Donald Trump has told reporters he will still take legal action against the BBC next week, despite the British broadcaster apologising for a misleading edit of one of his speeches.

On Friday evening, the US president told reporters aboard Air Force One “we’ll sue them for anywhere between a billion and $5bn, probably sometime next week. We have to do it.”

The BBC sent a personal apology to Trump on Thursday, but said there was no legal basis for him to sue the public broadcaster over a documentary his lawyers called defamatory.

The corporation rejected his demands for compensation, after lawyers for Trump threatened to sue for $1bn (£760m) in damages unless the BBC issued a retraction, apologised and settled with him.

The BBC has also agreed not to show the edition of Panorama again.

The president said he had not yet discussed the potential lawsuit with the UK prime minister, Keir Starmer, but would do so over the weekend.

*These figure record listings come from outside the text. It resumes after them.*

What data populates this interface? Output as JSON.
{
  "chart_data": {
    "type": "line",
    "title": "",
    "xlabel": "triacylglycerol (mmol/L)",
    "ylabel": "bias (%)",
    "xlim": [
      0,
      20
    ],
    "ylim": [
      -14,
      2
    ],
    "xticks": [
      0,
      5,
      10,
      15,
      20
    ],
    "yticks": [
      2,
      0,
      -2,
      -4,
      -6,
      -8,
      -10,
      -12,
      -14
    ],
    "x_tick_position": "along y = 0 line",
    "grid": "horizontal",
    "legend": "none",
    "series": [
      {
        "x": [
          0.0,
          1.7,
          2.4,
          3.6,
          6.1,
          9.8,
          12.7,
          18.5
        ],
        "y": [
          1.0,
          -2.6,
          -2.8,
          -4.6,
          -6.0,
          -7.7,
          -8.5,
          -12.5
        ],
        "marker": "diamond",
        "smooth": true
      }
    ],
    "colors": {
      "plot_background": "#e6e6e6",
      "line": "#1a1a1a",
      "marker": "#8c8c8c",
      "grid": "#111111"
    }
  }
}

The corporation is already reeling from the resignations of its director general, Tim Davie, and the BBC News chief, Deborah Turness, which followed the splicing together of the Trump speech in an edition of Panorama last year.

The programme was broadcast a week before the US election. The spliced clip suggested that Trump told the crowd: “We’re going to walk down to the capitol and I’ll be there with you, and we fight. We fight like hell.” The words were taken from sections of his speech almost an hour apart.